В самом деле, все другие положения комиссии почти точно такого же высокомерного характера: «Легкомысленны, дескать, сами надавливают бессознательно на стол, оттого стол и качается; сами обмануть себя желают, стол и стучит; нервы расстроены, во мраке сидят, гармония играет, крючочки в рубашечных рукавчиках устроены (это, впрочем, предположение г-на Рачинского), кончиком ноги стол подымают» и т. д. и т. д. И всё-таки это никого не убедит из желающих совратиться. «Помилосердуйте, у меня стол в два пуда, я ни за что его не сдвину концом ноги и уж никак не подыму на воздух, да этого и нельзя совсем сделать, разве какой-нибудь факир или фокусник это сделает, или там ваша мистрисс Клэйр своей кринолинной машинкой, а у меня в семействе нет таких фокусников и эквилибристов». Одним словом, спиритизм – без сомнения, великое, чрезвычайное и глупейшее заблуждение, блудное учение и тьма, но беда в том, что не так просто всё это, может быть, происходит за столом, как предписывает верить комиссия, и нельзя тоже всех спиритов сплошь обозвать рохлями и глупцами. Этим только переоскорбишь всех лично и тем скорее ничего не достигнешь. К этому заблуждению надо бы было отнестись, кажется, именно в некоторой связи с текущими общественными обстоятельствами нашими, а поэтому и тон, и приём изменить на другие. Особенно надо бы было принять во внимание мистическое значение спиритизма, эту вреднейшую вещь, какая только может быть; но комиссия именно над этим-то значением и не задумывалась. Конечно, она не в силах бы была раздавить это зло, ни в каком случае, но, по крайней мере, другими, не столь наивными и гордыми приёмами могла бы вселить и в спиритах даже уважение к своим выводам, а на шатких ещё последователей так и сильное бы могла иметь влияние. Но комиссия, очевидно, считала всякий другой подход к делу, кроме как к фокусничеству, и не простому, а с плутнями, – унизительным для своего учёного достоинства. Всякое предположение, что спиритизм есть нечто, а не просто грубый обман и фокус, – для комиссии было немыслимо. Да и что сказали бы тогда о наших учёных в Европе?

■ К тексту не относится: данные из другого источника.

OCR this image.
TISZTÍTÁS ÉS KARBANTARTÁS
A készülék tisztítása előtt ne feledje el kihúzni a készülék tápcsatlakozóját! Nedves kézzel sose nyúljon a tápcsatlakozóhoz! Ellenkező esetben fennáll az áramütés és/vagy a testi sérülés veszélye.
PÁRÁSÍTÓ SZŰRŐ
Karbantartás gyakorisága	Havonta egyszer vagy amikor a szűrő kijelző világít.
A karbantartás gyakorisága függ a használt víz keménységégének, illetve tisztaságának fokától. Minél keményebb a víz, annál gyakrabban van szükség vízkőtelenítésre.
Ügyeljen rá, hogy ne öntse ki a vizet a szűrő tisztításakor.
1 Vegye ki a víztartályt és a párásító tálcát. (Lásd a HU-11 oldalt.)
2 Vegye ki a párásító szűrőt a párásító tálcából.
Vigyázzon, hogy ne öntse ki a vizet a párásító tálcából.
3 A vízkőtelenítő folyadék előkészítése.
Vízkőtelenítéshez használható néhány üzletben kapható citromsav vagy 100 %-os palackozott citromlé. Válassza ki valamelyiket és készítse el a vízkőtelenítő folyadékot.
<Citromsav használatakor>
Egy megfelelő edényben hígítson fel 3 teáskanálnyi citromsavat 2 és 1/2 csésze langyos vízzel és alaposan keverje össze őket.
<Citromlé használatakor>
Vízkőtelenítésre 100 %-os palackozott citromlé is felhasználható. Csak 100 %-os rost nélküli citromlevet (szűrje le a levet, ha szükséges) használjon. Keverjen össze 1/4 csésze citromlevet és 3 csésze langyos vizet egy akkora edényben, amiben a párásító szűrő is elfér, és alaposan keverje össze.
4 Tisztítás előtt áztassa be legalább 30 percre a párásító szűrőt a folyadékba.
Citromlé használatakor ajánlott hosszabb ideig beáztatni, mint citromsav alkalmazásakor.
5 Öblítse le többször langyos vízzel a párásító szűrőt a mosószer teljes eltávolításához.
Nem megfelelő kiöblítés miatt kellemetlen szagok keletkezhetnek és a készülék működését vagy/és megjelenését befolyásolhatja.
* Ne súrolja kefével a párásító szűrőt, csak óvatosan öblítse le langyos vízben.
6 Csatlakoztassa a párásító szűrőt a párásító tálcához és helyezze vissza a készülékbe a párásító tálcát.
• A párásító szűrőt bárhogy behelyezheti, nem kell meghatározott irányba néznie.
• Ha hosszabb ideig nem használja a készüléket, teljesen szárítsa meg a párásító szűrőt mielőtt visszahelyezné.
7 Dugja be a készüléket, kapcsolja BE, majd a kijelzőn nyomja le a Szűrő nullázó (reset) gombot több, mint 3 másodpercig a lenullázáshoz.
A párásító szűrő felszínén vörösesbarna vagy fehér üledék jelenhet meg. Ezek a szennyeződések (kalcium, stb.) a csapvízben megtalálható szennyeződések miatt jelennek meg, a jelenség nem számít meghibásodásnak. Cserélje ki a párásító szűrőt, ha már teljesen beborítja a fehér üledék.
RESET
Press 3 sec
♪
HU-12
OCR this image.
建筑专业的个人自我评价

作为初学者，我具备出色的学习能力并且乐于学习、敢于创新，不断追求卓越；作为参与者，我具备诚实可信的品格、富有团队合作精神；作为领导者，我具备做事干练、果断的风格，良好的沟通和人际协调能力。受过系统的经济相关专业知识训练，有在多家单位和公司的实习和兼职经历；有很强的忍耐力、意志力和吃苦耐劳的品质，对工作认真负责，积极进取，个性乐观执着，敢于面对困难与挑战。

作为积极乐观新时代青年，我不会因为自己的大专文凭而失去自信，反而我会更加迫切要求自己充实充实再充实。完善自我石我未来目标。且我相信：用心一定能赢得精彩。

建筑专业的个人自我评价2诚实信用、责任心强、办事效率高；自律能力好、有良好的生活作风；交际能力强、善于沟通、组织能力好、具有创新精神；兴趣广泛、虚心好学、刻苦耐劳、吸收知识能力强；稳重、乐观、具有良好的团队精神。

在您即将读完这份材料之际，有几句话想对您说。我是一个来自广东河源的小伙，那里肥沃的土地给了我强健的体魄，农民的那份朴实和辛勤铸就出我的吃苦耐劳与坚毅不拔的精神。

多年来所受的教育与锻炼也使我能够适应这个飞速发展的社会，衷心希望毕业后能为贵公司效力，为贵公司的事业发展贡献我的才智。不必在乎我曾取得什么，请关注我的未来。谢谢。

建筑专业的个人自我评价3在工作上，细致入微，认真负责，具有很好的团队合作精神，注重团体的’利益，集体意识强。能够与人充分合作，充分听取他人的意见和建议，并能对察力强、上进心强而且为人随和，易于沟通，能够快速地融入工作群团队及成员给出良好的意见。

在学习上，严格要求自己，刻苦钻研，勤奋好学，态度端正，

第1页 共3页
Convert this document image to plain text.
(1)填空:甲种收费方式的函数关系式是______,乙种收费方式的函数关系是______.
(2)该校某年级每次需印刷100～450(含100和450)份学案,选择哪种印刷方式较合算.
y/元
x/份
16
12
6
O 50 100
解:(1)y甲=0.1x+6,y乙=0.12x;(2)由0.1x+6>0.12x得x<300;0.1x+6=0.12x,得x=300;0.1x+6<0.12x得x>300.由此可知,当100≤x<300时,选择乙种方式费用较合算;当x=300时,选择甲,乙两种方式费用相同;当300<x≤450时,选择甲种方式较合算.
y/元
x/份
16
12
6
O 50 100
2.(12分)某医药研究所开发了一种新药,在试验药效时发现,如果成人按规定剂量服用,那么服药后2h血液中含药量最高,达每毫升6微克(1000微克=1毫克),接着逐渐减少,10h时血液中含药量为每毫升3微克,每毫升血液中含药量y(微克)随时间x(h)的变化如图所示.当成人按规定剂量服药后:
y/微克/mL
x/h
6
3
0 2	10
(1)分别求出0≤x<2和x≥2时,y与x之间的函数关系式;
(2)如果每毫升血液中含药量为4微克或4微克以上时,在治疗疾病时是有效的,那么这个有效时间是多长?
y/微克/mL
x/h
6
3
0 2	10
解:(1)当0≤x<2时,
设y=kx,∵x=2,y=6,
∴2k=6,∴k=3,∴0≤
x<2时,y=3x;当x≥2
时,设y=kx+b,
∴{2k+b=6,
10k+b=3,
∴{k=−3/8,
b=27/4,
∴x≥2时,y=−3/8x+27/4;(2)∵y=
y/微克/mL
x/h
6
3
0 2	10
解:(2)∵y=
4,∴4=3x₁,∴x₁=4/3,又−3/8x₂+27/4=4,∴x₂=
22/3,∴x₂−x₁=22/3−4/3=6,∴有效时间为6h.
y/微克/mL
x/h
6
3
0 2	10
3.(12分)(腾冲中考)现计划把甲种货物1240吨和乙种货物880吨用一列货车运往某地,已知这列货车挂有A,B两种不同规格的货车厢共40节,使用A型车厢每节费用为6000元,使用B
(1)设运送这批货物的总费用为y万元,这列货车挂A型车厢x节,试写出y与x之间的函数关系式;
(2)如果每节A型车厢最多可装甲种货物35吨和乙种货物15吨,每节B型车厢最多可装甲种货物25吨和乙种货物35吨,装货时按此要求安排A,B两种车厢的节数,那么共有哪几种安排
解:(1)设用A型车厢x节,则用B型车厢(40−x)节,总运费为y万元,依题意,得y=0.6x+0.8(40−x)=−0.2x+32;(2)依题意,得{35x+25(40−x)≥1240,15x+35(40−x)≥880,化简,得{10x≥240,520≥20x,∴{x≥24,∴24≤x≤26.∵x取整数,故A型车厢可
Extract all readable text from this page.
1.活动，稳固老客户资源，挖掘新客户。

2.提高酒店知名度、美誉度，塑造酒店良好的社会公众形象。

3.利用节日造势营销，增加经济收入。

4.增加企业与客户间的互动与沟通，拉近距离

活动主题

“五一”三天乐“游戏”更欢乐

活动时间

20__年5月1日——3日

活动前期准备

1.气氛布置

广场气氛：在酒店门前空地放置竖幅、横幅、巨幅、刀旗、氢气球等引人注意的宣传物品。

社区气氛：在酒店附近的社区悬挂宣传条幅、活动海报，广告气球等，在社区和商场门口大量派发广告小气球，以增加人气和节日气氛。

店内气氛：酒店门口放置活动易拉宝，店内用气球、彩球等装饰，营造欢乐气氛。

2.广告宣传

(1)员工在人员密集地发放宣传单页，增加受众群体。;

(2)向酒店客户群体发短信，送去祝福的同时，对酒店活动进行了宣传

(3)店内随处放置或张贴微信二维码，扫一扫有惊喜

Таким образом, прямо задавшись убеждением, что всего-то тут только надо изловить плутню и ничего больше, – учёные тем самым сами дали решению своему вид предвзятого решения. Поверьте, что иной умный спирит (уверяю вас, что есть и умные люди, задумывающиеся над спиритизмом, не всё глупцы), – иной умный спирит, прочитав в газетах отчёт о публичной лекции г-на Менделеева, а в нём такую фразу:
«Из этих стуков, при условной азбуке, образуются целые слова, фразы, изречения, носящие всегда на себе оттенок умственного развития того медиума, при помощи которого производится сеанс. Это факт», – прочитав такую фразу, пожалуй, вдруг подумает: да ведь этот «всегдашний оттенок умственного развития того медиума» и т. д. – ведь это, пожалуй, чуть не самое существенное дело в исследовании о спиритизме, и вывод должен быть сделан на основании самых тщательных опытов, и вот наша комиссия только лишь подсела к делу (долго ль она занималась-то!) как тотчас же и определила, что это факт. Уж и факт! Может быть, она руководствовалась в этом случае каким-нибудь немецким или французским мнением, но ведь в таком случае где же собственный-то её опыт? Тут лишь мнение, а не вывод из собственного опыта. По одной мистрисс Клэйр они не могли заключить об ответах столов, «соответственных умственному развитию медиумов», как о всеобщем факте. Да и мистрисс-то Клэйр вряд ли они исследовали с её умственной, верхней, головной стороны, а нашли лишь щёлкающую машинку, но уже совсем в другом месте. Г-н Менделеев был членом комиссии и, читая лекцию, говорил как бы от лица комиссии. Нет, такое скорое и поспешное решение комиссии, в таком важном пункте исследования и при таких ничтожных опытах – слишком высокомерно, да и вряд ли вполне научно…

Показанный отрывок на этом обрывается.